The new paper, published in Science Advances, has broken new ground by looking for warning signs in the salinity levels at the southern extent of the Atlantic Ocean between Cape Town and Buenos Aires. Simulating changes over a period of 2,000 years on computer models of the global climate, it found a slow decline can lead to a sudden collapse over less than 100 years, with calamitous consequences.
The paper said the results provided a “clear answer” about whether such an abrupt shift was possible: “This is bad news for the climate system and humanity as up till now one could think that Amoc tipping was only a theoretical concept and tipping would disappear as soon as the full climate system, with all its additional feedbacks, was considered.”

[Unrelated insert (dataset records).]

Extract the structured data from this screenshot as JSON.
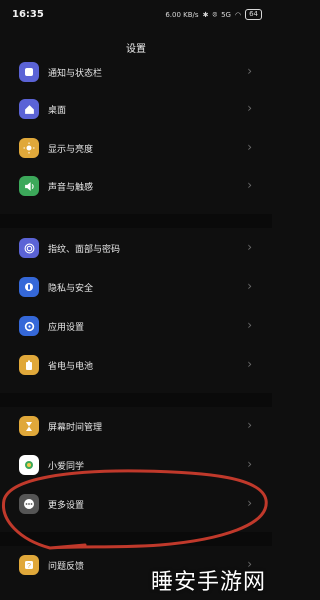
{
  "status_bar": {
    "time": "16:35",
    "net_speed": "6.00 KB/s",
    "signal": "5G",
    "battery": "64"
  },
  "header": {
    "title": "设置"
  },
  "settings": [
    {
      "label": "通知与状态栏",
      "icon": "notification-icon",
      "color": "#5b63d6"
    },
    {
      "label": "桌面",
      "icon": "home-icon",
      "color": "#5b63d6"
    },
    {
      "label": "显示与亮度",
      "icon": "sun-icon",
      "color": "#e0a83a"
    },
    {
      "label": "声音与触感",
      "icon": "volume-icon",
      "color": "#3ca85a"
    },
    {
      "label": "指纹、面部与密码",
      "icon": "fingerprint-icon",
      "color": "#5b63d6"
    },
    {
      "label": "隐私与安全",
      "icon": "privacy-icon",
      "color": "#3568d8"
    },
    {
      "label": "应用设置",
      "icon": "app-settings-icon",
      "color": "#3568d8"
    },
    {
      "label": "省电与电池",
      "icon": "battery-icon",
      "color": "#e0a83a"
    },
    {
      "label": "屏幕时间管理",
      "icon": "hourglass-icon",
      "color": "#e0a83a"
    },
    {
      "label": "小爱同学",
      "icon": "assistant-icon",
      "color": "#ffffff"
    },
    {
      "label": "更多设置",
      "icon": "more-icon",
      "color": "#555555"
    },
    {
      "label": "问题反馈",
      "icon": "feedback-icon",
      "color": "#e0a83a"
    }
  ],
  "watermark": "睡安手游网",
  "colors": {
    "background": "#0f0f0f",
    "annotation": "#c0392b"
  }
}
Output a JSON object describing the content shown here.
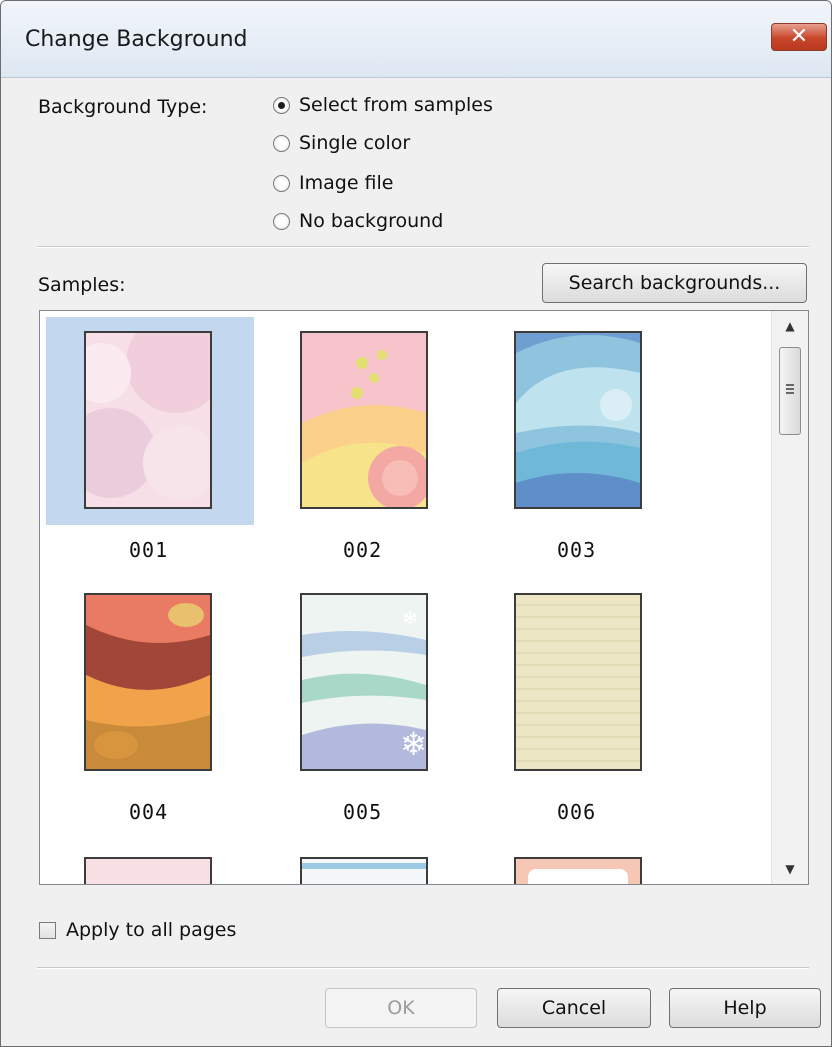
{
  "dialog": {
    "title": "Change Background",
    "close_label": "✕"
  },
  "background_type": {
    "label": "Background Type:",
    "options": [
      {
        "label": "Select from samples",
        "selected": true
      },
      {
        "label": "Single color",
        "selected": false
      },
      {
        "label": "Image file",
        "selected": false
      },
      {
        "label": "No background",
        "selected": false
      }
    ]
  },
  "samples": {
    "label": "Samples:",
    "search_button": "Search backgrounds...",
    "items": [
      {
        "caption": "001",
        "selected": true
      },
      {
        "caption": "002",
        "selected": false
      },
      {
        "caption": "003",
        "selected": false
      },
      {
        "caption": "004",
        "selected": false
      },
      {
        "caption": "005",
        "selected": false
      },
      {
        "caption": "006",
        "selected": false
      }
    ]
  },
  "apply_all": {
    "label": "Apply to all pages",
    "checked": false
  },
  "footer": {
    "ok": "OK",
    "cancel": "Cancel",
    "help": "Help"
  },
  "colors": {
    "selection": "#c3d8ee",
    "close_red": "#c8452a"
  }
}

It also mapped some of the consequences of Amoc collapse. Sea levels in the Atlantic would rise by a metre in some regions, inundating many coastal cities. The wet and dry seasons in the Amazon would flip, potentially pushing the already weakened rainforest past its own tipping point. Temperatures around the world would fluctuate far more erratically. The southern hemisphere would become warmer. Europe would cool dramatically and have less rainfall. While this might sound appealing compared with the current heating trend, the changes would hit 10 times faster than now, making adaptation almost impossible.
“What surprised us was the rate at which tipping occurs,” said the paper’s lead author, René van Westen, of Utrecht University. “It will be devastating.”
He said there was not yet enough data to say whether this would occur in the next year or in the coming century, but when it happens, the changes are irreversible on human timescales.
In the meantime, the direction of travel is undoubtedly in an alarming direction.
“We are moving towards it. That is kind of scary,” van Westen said. “We need to take climate change much more seriously.”